Background The effectiveness and efficiency of medical center-based Community Health Workers, also known as Patient Navigators (PNs), in chronic disease care lies not only in their presence but also in their mode of patient engagement. In adult sickle cell disease (SCD), PN contact methods must evolve to meet evolving program needs, in order for them to remain effective and maximally available. Understanding PN changes in contact modalities and time intensity could offer insight into more efficient resource use, could suggest program adaptations to incorporate new technologies, and could give insights on adapting to urgent changes in patient needs, such as those that arose during the COVID-19 pandemic.

Methods We retrospectively analyzed contact types and durations recorded by PNs in an adult SCD medical home from 2018 to 2024. Contact types were categorized as inpatient, outpatient clinic, phone (live or voicemail), telemedicine, text messaging, community visit, home visit, email, and patient-initiated contacts. Metrics included total number of contacts per category per year and average time (in minutes) per contact type annually. This analysis explored annual numeric shifts in the frequency and time intensity by contact modality over the 7-year period. No formal statistical comparisons of yearly trends over the 7 years were conducted, since populations being managed shifted each year, and adjustments for differences across years were not practical.

Results In 2018, inpatient encounters were the most common (382). These contacts steadily declined to 31 by 2024. Meanwhile, telephonic and text-based communication expanded dramatically: phone/telemedicine contacts rose from 275 in 2018 to 483 in 2024, while text message contacts increased from 117 to 534 over the same period. Average time per contact also shifted: phone/telemedicine time rose from 12.1 minutes to 82.5 minutes, and text message duration increased from 10 minutes to 94.9 minutes. Outpatient clinic visits rose from 107 in 2018 to 464 in 2024, averaging 31–56 minutes per visit. Community visits and patient-initiated contacts were the most time-intensive, with community encounters peaking at 235 minutes per contact in 2022 and patient-initiated contacts remaining above 70 minutes from 2020 onward.
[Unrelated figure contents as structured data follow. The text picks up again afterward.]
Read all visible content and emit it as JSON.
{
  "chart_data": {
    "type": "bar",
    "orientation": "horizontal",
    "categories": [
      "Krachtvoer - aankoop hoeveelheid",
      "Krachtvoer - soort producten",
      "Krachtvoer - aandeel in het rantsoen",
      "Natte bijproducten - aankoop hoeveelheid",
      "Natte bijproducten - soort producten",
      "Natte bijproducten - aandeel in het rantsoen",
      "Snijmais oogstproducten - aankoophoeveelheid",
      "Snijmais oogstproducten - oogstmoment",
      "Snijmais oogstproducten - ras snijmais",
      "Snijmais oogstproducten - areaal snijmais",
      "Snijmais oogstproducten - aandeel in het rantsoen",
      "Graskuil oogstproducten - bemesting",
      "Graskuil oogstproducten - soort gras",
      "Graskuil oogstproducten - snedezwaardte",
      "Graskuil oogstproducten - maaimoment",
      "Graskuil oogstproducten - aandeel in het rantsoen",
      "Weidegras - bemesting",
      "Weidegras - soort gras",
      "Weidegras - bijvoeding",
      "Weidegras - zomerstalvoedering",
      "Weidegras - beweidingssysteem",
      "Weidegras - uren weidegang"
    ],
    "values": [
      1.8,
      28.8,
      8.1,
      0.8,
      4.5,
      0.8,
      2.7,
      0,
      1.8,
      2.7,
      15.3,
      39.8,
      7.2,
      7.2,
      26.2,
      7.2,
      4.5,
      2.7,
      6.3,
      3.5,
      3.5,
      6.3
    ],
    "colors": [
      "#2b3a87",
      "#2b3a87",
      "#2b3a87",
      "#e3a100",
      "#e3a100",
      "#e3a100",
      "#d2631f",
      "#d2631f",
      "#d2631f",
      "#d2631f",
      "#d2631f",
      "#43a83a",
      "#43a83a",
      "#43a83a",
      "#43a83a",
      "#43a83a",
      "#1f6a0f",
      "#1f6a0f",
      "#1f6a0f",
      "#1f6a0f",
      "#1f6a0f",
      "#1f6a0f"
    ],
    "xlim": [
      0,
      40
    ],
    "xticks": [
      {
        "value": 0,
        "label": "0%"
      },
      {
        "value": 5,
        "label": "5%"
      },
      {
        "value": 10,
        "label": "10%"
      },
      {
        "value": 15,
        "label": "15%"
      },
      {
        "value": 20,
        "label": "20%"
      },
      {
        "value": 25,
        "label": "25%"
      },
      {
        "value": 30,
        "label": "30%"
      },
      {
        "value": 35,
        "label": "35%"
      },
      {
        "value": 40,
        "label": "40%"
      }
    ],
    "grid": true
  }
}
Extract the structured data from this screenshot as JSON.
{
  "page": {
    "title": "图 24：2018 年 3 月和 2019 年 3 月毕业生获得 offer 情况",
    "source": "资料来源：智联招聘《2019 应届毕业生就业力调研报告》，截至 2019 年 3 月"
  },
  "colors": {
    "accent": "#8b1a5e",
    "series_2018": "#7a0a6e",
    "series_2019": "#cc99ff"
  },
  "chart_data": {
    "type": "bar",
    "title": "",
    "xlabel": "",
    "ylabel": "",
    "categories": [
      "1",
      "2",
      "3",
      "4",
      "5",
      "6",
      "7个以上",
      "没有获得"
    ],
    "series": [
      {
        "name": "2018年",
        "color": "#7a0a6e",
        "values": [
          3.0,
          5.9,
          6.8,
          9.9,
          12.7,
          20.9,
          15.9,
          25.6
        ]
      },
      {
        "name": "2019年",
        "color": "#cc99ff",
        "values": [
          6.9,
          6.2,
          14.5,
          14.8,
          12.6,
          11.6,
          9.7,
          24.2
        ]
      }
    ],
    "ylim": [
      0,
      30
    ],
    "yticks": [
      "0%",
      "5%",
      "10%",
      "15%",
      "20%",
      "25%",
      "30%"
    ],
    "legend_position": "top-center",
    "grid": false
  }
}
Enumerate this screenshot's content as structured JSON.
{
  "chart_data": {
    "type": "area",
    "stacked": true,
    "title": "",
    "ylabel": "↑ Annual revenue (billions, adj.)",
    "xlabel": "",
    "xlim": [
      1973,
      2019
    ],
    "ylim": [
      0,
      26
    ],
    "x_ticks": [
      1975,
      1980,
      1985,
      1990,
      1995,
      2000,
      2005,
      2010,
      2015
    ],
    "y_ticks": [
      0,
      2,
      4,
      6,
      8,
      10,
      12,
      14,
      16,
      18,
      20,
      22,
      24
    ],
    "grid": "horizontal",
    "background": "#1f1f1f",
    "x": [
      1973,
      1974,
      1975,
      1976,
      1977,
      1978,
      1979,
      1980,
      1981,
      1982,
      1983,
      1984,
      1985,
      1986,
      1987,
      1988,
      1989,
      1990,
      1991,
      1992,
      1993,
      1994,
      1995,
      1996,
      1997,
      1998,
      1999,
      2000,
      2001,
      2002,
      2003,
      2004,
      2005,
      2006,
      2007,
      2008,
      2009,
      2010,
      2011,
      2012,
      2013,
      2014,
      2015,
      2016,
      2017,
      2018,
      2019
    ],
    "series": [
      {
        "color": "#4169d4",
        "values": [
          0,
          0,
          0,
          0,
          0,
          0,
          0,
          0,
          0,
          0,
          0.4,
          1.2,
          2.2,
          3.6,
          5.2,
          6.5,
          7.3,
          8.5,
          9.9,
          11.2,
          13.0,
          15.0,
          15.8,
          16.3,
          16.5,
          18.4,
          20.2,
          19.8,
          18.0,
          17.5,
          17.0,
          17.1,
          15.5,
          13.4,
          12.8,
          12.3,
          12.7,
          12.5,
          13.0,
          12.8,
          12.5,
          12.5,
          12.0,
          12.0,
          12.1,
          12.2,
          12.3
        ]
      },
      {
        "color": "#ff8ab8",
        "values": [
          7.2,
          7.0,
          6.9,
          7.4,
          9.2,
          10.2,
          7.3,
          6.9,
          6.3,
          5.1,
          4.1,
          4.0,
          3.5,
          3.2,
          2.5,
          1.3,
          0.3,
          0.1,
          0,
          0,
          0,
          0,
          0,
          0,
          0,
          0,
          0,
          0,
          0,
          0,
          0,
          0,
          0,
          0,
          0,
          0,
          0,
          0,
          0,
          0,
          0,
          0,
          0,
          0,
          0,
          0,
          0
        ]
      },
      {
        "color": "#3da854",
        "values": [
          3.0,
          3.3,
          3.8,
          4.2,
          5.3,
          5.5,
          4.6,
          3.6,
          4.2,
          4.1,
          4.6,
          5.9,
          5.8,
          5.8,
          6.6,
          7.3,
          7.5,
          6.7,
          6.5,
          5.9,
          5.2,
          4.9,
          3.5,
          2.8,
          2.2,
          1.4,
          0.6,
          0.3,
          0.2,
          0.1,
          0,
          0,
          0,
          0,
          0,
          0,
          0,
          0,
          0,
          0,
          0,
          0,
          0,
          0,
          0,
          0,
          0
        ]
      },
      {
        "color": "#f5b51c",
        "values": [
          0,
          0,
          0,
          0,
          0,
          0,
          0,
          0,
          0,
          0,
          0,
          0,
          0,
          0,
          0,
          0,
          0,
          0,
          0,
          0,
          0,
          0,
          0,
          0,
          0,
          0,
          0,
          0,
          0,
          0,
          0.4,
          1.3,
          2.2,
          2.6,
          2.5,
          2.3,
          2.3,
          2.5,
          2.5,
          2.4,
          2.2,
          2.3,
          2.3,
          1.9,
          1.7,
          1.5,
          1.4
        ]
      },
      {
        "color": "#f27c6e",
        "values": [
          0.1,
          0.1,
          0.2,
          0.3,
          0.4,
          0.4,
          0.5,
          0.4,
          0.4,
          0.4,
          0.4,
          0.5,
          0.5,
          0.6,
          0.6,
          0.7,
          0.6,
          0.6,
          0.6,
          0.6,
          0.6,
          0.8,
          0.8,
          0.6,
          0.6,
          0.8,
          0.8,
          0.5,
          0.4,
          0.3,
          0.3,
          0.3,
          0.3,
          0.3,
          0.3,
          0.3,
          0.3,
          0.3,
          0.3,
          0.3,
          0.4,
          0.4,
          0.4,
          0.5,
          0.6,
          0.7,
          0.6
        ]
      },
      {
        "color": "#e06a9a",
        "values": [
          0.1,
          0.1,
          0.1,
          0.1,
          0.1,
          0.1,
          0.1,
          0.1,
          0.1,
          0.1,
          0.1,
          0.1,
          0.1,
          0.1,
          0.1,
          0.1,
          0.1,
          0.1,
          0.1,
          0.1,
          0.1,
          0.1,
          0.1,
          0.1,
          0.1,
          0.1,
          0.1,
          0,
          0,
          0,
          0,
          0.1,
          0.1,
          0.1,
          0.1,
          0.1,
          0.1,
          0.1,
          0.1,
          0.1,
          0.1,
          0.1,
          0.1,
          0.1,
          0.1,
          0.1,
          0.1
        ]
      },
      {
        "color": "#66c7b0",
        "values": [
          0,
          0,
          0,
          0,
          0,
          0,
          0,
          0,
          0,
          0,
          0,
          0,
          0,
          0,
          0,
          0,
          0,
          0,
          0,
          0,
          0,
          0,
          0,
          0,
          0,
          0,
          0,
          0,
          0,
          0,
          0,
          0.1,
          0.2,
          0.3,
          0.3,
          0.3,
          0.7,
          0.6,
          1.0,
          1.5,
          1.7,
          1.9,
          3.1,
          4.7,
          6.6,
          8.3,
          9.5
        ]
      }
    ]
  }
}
Conclusion Confounded by the differences in annual population characteristics for each of the 7 years we studied, we believe the numeric annual trends we report illustrate a meaningful transformation in patient navigator engagement strategies—from an inpatient-focused, reactive model to a proactive, outpatient-driven, and digitally supported approach. Collectively, the data reflect a shift toward a hybrid care model that prioritized outpatient and remote engagement, while preserving the ability to offer deep, flexible support when needed. Texting, phone, and telemedicine became core tools of engagement, suggesting more substantive or multi-message interactions, enabling scalability without sacrificing depth. Increased time per contact in remote modalities reflected adaptation to complex needs, longer touchpoints, and richer content delivery. Meanwhile, the decreasing reliance on inpatient contacts suggested either high patient familiarity of a mature program, and thus less need for face-to-face contact, versus improved continuity and upstream intervention. These findings underscore the importance of a flexible, hybrid in-person versus virtual patient navigation model capable of matching contact type and intensity to patient complexity. Our data offer a blueprint for other chronic disease programs aiming to optimize both reach and high-touch, relational care.